Last year's Rugby League World Cup was a resounding success.
The English and Kiwis will be paid well for the match. It is being staged on an NRL standalone weekend, so there is no conflict with NRL fixtures. All good so far.
But the NRL clubs are up in arms about the Test. They're worried that their players will get injured, that the game will be played at altitude, about the travel time to Colarado and back, they're worried about anything and everything, with every excuse under the sun. They want Denver scrapped.
The problem here is thinking the NRL is rugby league. It’s just the governing body in a country NOT INVOLVED in this match. It’s only role should be to step in on behalf of the RLIF if a player has trouble getting a release from a club under its jurisdiction.
— Steve Mascord (@therealsteavis) February 18, 2018
Basically an insular attitude reigns supreme in the NRL and they don't want anything to interfere with their own interests and their own highly successful competition. On one hand, it's somewhat understandable.
But on the other side it's myopic, pure self-interest and just plain wrong. What is the point of having an international game, of pushing rugby league around the world, with one arm and three fingers tied around your back?

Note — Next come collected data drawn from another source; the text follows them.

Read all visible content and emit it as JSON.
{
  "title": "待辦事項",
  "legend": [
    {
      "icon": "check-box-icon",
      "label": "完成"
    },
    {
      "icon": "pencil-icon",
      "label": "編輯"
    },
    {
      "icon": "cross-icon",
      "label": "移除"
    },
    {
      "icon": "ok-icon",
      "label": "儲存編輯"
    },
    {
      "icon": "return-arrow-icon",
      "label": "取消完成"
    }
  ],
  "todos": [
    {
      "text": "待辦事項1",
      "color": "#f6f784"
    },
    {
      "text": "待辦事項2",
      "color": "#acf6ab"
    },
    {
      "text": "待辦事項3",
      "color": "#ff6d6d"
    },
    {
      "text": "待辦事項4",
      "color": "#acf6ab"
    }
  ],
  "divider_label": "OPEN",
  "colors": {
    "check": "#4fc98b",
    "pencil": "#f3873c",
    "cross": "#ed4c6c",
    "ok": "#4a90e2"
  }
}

What the NRL clubs fail to realise is that they can benefit too from the international game succeeding and growing. They can attract new fans, viewers and sponsors from around the globe.
If rugby league takes off in the United States then the NRL will have a big boost. Like how football has grown in North America, so has interest in the English Premier League soared. Premier League clubs now make oodles of money from the American market.
The NRL is the premier competition in the rugby league world, and that's a fact that isn't changing anytime soon. Improving and growing the international arm of the 13-man code can be a massive advantage for the NRL.
You only have to point to football and rugby union, even basketball, or the AFL's many attempts, often ham-fisted, to grow around the planet and in different countries. The club and international game go hand in hand and can work in harmony. They are mutually beneficial, they are inter-connected.
There is no worth to staging a World Cup every four years if international footy is left to wither on the vine between tournaments. It's completely counter-productive.
The NRL needs to wake up and realise rugby league exists outside of NSW, Queensland, Melbourne and Auckland. It needs to learn that all it is doing is harming the wider sport and keeping the code small and contained.
And in the long run, in this age of globalisation and expansion, that can only be a bad thing.